What the honest test looks like
There are two easy mistakes when looking at a company like this from the outside.
The first is to assume the platform transition is a natural extension of the hardware business. It is not. An installed base is a data acquisition opportunity, but turning that opportunity into recurring decision support requires capabilities that hardware companies rarely develop organically: service design, workflow integration, customer success, and a genuine willingness to be measured on business outcomes rather than technology features.
The second mistake is to assume that because the technology works, the business model follows. It does not. Predictive maintenance is not created by labeling diagnostics as AI. When properly integrated into operational workflows, predictive approaches have reduced monthly downtime incidents by roughly 40 percent compared to five years ago according to Siemens’ own longitudinal data. But the operative phrase is “properly integrated into workflows.” Most deployments stop short of that. They create visibility without changing accountability. They produce analytics that sit beside the real maintenance process rather than inside it.
Vendor neutrality is probably the hardest strategic test. A process plant is a multi-vendor environment. A system that only serves one supplier’s installed base is a vendor tool -- useful but limited. A system that works across the messy multi-brand reality of an actual plant floor becomes something the plant owns rather than something the supplier provides. That transition requires the company to invest in becoming genuinely useful to the plant, even when that usefulness does not directly sell more of its own hardware. That is a harder internal commitment than it sounds.
What I think is actually at stake
The strongest version of this company is not an instrument supplier with a digital layer attached. It is a decision-infrastructure company for process industries - one that uses its installed base and operational credibility to become the trusted home for the asset intelligence that drives maintenance, compliance, procurement, and reliability planning across the plant.
That is a genuinely different business. It has recurring revenue characteristics, customer dependency, and defensibility that hardware sales alone do not.

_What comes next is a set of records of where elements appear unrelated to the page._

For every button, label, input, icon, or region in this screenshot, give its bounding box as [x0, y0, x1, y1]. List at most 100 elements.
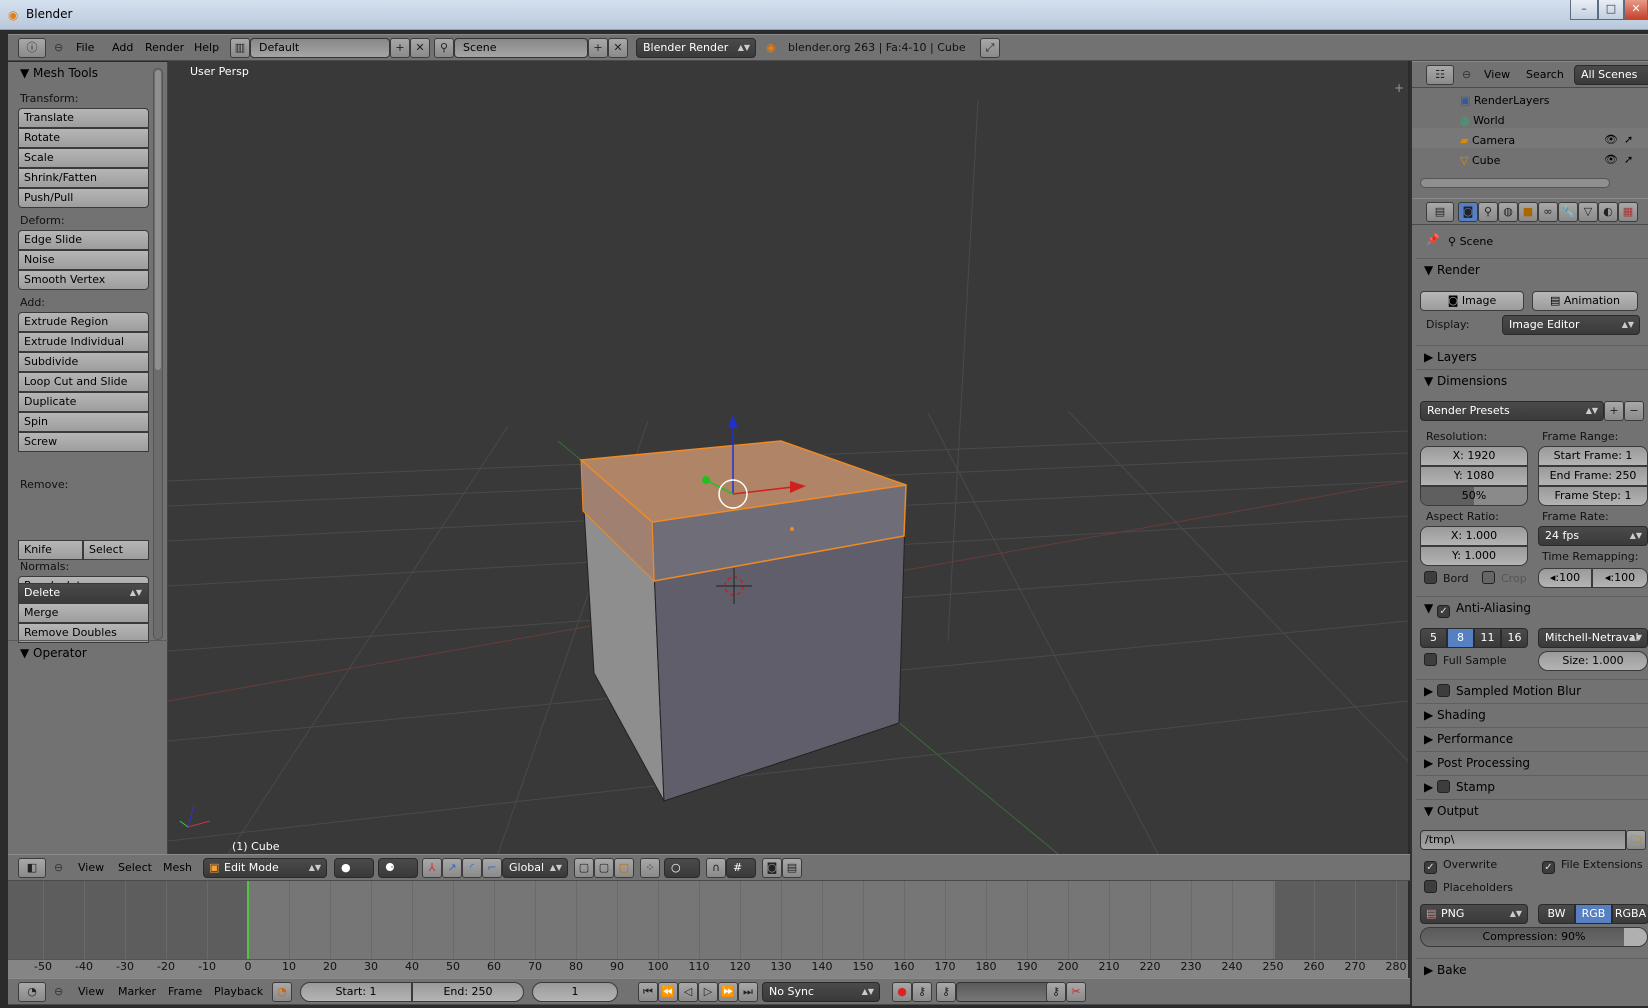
scrollbar-thumb[interactable]	[155, 70, 161, 370]
extrude-region-button[interactable]: Extrude Region	[18, 312, 149, 332]
outliner-item-renderlayers[interactable]: ▣ RenderLayers	[1460, 94, 1549, 107]
remap-old-field[interactable]: ◂:100	[1538, 568, 1592, 588]
keying-icon[interactable]: ⚷	[912, 982, 932, 1002]
select-button[interactable]: Select	[83, 540, 149, 560]
scene-field[interactable]: Scene	[454, 38, 588, 58]
filter-size-field[interactable]: Size: 1.000	[1538, 651, 1648, 671]
resolution-percentage-slider[interactable]: 50%	[1420, 486, 1528, 506]
operator-panel-header[interactable]: ▼ Operator	[20, 646, 87, 660]
loop-cut-and-slide-button[interactable]: Loop Cut and Slide	[18, 372, 149, 392]
translate-button[interactable]: Translate	[18, 108, 149, 128]
keying-set-field[interactable]	[956, 982, 1056, 1002]
tab-scene[interactable]: ⚲	[1478, 202, 1498, 222]
smooth-vertex-button[interactable]: Smooth Vertex	[18, 270, 149, 290]
play-reverse-icon[interactable]: ◁	[678, 982, 698, 1002]
render-animation-opengl-icon[interactable]: ▤	[782, 858, 802, 878]
merge-button[interactable]: Merge	[18, 603, 149, 623]
push-pull-button[interactable]: Push/Pull	[18, 188, 149, 208]
menu-view[interactable]: View	[1484, 62, 1510, 88]
anti-aliasing-checkbox[interactable]: ✓	[1437, 605, 1451, 618]
menu-playback[interactable]: Playback	[214, 979, 263, 1005]
border-checkbox[interactable]: Bord	[1424, 571, 1469, 585]
menu-add[interactable]: Add	[112, 35, 133, 61]
render-image-button[interactable]: ◙ Image	[1420, 291, 1524, 311]
file-format-dropdown[interactable]: ▤ PNG ▲▼	[1420, 904, 1528, 924]
record-icon[interactable]: ●	[892, 982, 912, 1002]
insert-keyframe-icon[interactable]: ⚷	[1046, 982, 1066, 1002]
output-panel-header[interactable]: ▼ Output	[1416, 799, 1648, 822]
render-engine-dropdown[interactable]: Blender Render ▲▼	[636, 38, 756, 58]
pin-icon[interactable]: 📌	[1426, 233, 1440, 246]
timeline-area[interactable]: -50 -40 -30 -20 -10 0 10 20 30 40 50 60 70 80 90 100 110…	[8, 881, 1408, 978]
menu-marker[interactable]: Marker	[118, 979, 156, 1005]
menu-help[interactable]: Help	[194, 35, 219, 61]
menu-search[interactable]: Search	[1526, 62, 1564, 88]
render-panel-header[interactable]: ▼ Render	[1416, 258, 1648, 281]
frame-rate-dropdown[interactable]: 24 fps ▲▼	[1538, 526, 1648, 546]
tab-render[interactable]: ◙	[1458, 202, 1478, 222]
tab-texture[interactable]: ▦	[1618, 202, 1638, 222]
knife-button[interactable]: Knife	[18, 540, 83, 560]
translate-manipulator-icon[interactable]: ↗	[442, 858, 462, 878]
checkbox-box[interactable]	[1437, 780, 1451, 793]
jump-keyframe-forward-icon[interactable]: ⏩	[718, 982, 738, 1002]
snap-element-dropdown[interactable]: #	[726, 858, 756, 878]
aa-filter-dropdown[interactable]: Mitchell-Netraval ▲▼	[1538, 628, 1648, 648]
outliner-type-button[interactable]: ☷	[1426, 65, 1454, 85]
info-editor-type-button[interactable]: ⓘ	[18, 38, 46, 58]
noise-button[interactable]: Noise	[18, 250, 149, 270]
mesh-tools-panel-header[interactable]: ▼ Mesh Tools	[20, 66, 98, 80]
transform-orientation-dropdown[interactable]: Global ▲▼	[502, 858, 568, 878]
menu-view[interactable]: View	[78, 855, 104, 881]
close-button[interactable]: ✕	[1624, 0, 1648, 20]
frame-step-field[interactable]: Frame Step: 1	[1538, 486, 1648, 506]
start-frame-field[interactable]: Start: 1	[300, 982, 412, 1002]
sampled-motion-blur-panel-header[interactable]: ▶ Sampled Motion Blur	[1416, 679, 1648, 702]
compression-slider[interactable]: Compression: 90%	[1420, 927, 1648, 947]
editor-type-button[interactable]: ◔	[18, 982, 46, 1002]
tab-constraints[interactable]: ∞	[1538, 202, 1558, 222]
eye-icon[interactable]: 👁	[1604, 133, 1618, 146]
render-animation-button[interactable]: ▤ Animation	[1532, 291, 1638, 311]
end-frame-field[interactable]: End: 250	[412, 982, 524, 1002]
properties-toggle-icon[interactable]: +	[1394, 81, 1404, 95]
start-frame-field[interactable]: Start Frame: 1	[1538, 446, 1648, 466]
file-extensions-checkbox[interactable]: ✓ File Extensions	[1542, 858, 1643, 874]
overwrite-checkbox[interactable]: ✓ Overwrite	[1424, 858, 1497, 874]
snap-toggle-icon[interactable]: ∩	[706, 858, 726, 878]
menu-render[interactable]: Render	[145, 35, 184, 61]
collapse-menu-icon[interactable]: ⊖	[1462, 62, 1471, 88]
cursor-select-icon[interactable]: ➚	[1624, 153, 1633, 166]
proportional-edit-dropdown[interactable]: ○	[664, 858, 700, 878]
occlude-geometry-icon[interactable]: ⁘	[640, 858, 660, 878]
menu-view[interactable]: View	[78, 979, 104, 1005]
resolution-x-field[interactable]: X: 1920	[1420, 446, 1528, 466]
display-dropdown[interactable]: Image Editor ▲▼	[1502, 315, 1640, 335]
outliner-scrollbar[interactable]	[1420, 178, 1610, 188]
jump-keyframe-back-icon[interactable]: ⏪	[658, 982, 678, 1002]
crop-checkbox[interactable]: Crop	[1482, 571, 1527, 585]
collapse-menu-icon[interactable]: ⊖	[54, 35, 63, 61]
folder-browse-icon[interactable]: 🗀	[1626, 830, 1646, 850]
placeholders-checkbox[interactable]: Placeholders	[1424, 880, 1513, 894]
maximize-button[interactable]: □	[1598, 0, 1624, 20]
eye-icon[interactable]: 👁	[1604, 153, 1618, 166]
tab-material[interactable]: ◐	[1598, 202, 1618, 222]
collapse-menu-icon[interactable]: ⊖	[54, 855, 63, 881]
checkbox-box[interactable]	[1437, 684, 1451, 697]
delete-keyframe-icon[interactable]: ✂	[1066, 982, 1086, 1002]
shading-panel-header[interactable]: ▶ Shading	[1416, 703, 1648, 726]
scale-button[interactable]: Scale	[18, 148, 149, 168]
add-preset-button[interactable]: +	[1604, 401, 1624, 421]
scene-icon[interactable]: ⚲	[434, 38, 454, 58]
aa-sample-16[interactable]: 16	[1501, 628, 1528, 648]
bake-panel-header[interactable]: ▶ Bake	[1416, 958, 1648, 981]
menu-mesh[interactable]: Mesh	[163, 855, 192, 881]
tool-shelf-scrollbar[interactable]	[153, 68, 163, 640]
post-processing-panel-header[interactable]: ▶ Post Processing	[1416, 751, 1648, 774]
anti-aliasing-panel-header[interactable]: ▼ ✓ Anti-Aliasing	[1416, 596, 1648, 619]
preview-range-icon[interactable]: ◔	[272, 982, 292, 1002]
screen-layout-icon[interactable]: ▥	[230, 38, 250, 58]
editor-type-button[interactable]: ◧	[18, 858, 46, 878]
render-presets-dropdown[interactable]: Render Presets ▲▼	[1420, 401, 1604, 421]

It is also a much harder business to build, because it requires the company to develop a depth of customer understanding that goes far beyond knowing how the instrument works.
The companies that get this right will be the ones that stop asking what their technology can do and start asking what their customers cannot solve without it. That requires sitting in the plant, in the maintenance meeting, in the compliance review, in the procurement discussion, and understanding the decisions those people make every day with incomplete information.
The data is not the product. The better decision is the product. The companies that understand that distinction early enough to build around it will be the ones worth watching.
Everyone else will have connected a lot of instruments to a dashboard that nobody changes their behavior because of.